The company’s website suggests that its technology could one day be used to power articles, newsletters, books, educational materials, video games and movies.
Sky News has contacted ElevenLabs for further comment.
The dangers of AI-generated media
The proliferation of inappropriate speech clips serves as a reminder of the dangers of releasing AI tools into the public domain without adequate protections – previous examples include Microsoft chatbots that must be turned off After being quickly taught to say offensive things.

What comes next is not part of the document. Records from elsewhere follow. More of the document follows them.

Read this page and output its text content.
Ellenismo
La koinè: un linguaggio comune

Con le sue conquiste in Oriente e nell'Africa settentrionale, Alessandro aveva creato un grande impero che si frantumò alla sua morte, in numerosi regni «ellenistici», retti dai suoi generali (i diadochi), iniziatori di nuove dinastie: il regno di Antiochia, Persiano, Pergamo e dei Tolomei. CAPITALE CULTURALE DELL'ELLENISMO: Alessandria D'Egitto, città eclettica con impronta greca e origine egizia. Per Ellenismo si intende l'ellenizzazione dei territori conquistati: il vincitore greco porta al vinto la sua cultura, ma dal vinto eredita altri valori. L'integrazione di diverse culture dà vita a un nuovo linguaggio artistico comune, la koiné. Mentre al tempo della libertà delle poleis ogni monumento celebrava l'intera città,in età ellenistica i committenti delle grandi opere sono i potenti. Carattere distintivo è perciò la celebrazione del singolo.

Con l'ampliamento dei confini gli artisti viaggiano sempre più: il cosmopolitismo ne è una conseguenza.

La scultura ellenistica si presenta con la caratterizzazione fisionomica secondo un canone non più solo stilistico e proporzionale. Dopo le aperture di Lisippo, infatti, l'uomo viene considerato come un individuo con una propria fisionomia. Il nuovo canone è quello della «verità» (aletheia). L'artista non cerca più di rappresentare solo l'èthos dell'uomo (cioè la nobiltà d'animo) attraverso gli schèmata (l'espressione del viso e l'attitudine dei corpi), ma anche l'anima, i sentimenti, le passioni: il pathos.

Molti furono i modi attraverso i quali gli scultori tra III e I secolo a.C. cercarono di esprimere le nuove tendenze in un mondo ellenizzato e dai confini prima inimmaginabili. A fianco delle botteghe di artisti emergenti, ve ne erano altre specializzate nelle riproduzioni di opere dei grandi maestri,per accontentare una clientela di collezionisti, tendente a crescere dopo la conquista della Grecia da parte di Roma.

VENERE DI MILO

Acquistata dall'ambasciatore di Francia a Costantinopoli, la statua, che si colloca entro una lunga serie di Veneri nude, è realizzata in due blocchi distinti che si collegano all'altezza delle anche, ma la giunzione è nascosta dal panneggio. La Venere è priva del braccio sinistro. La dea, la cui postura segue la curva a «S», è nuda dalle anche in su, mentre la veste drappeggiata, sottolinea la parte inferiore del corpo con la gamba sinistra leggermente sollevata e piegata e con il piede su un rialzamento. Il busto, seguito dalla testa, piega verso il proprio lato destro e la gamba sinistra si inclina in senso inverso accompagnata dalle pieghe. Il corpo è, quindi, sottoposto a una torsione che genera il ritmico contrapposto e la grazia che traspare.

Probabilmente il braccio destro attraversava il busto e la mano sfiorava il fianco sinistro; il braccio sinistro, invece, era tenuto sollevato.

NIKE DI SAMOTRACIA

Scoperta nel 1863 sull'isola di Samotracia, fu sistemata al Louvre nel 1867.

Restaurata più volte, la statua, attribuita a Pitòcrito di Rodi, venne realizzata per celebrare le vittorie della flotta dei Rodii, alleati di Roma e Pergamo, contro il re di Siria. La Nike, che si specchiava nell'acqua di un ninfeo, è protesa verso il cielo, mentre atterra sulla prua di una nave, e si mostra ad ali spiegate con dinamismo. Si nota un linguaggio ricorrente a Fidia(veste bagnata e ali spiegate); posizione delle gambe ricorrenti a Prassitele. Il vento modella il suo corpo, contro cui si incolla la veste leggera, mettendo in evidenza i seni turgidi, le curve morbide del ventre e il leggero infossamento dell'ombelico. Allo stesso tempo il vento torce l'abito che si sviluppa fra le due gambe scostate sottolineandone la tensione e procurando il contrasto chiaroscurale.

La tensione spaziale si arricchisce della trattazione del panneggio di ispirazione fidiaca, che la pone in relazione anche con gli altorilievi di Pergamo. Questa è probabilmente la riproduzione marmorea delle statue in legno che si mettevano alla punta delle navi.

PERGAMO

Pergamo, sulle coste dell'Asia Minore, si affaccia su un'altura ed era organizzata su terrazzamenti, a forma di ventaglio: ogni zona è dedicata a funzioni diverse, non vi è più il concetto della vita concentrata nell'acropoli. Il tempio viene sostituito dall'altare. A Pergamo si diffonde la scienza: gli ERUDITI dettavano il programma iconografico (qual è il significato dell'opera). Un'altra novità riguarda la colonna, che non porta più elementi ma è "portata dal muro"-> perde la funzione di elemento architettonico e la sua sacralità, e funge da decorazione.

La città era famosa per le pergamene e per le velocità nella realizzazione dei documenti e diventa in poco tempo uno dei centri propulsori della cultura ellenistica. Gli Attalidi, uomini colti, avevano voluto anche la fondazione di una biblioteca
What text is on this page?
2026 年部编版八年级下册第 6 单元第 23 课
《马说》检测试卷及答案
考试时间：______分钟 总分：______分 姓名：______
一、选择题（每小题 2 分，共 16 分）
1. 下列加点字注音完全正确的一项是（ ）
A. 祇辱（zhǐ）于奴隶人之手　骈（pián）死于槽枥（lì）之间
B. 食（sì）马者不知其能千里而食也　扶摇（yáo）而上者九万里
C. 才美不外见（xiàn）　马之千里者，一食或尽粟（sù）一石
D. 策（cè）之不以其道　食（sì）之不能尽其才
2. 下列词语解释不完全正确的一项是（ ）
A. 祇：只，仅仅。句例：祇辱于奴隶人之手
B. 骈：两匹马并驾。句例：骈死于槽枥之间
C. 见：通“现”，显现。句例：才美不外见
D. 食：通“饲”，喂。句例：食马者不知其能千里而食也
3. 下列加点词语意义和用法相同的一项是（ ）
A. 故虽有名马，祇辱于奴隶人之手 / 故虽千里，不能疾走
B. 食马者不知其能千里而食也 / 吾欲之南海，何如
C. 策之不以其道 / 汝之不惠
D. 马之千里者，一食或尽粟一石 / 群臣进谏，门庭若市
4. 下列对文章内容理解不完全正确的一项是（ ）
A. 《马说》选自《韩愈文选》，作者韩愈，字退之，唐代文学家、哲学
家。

Earlier this month, researchers at the tech giant announced they had developed a text-to-speech AI called VALL-E that can simulate a human voice based on just three seconds of audio.
They said they would not release the tool to the public because “it could pose potential risks,” including people “spoofing speech recognition or impersonating a specific speaker.”
The technology poses many of the same challenges as deepfake videos, which are increasingly common on the internet.
last year, Deepfake video by Volodymyr Zelenskyy A count of the number of Ukrainians who “laid down their arms” was shared online.
It comes after the creator of a series of realistic Tom Cruise deepfakes, Although the lighter clip was meant to show the actors performing magic tricks and golfingwarning viewers of the potential of the technology.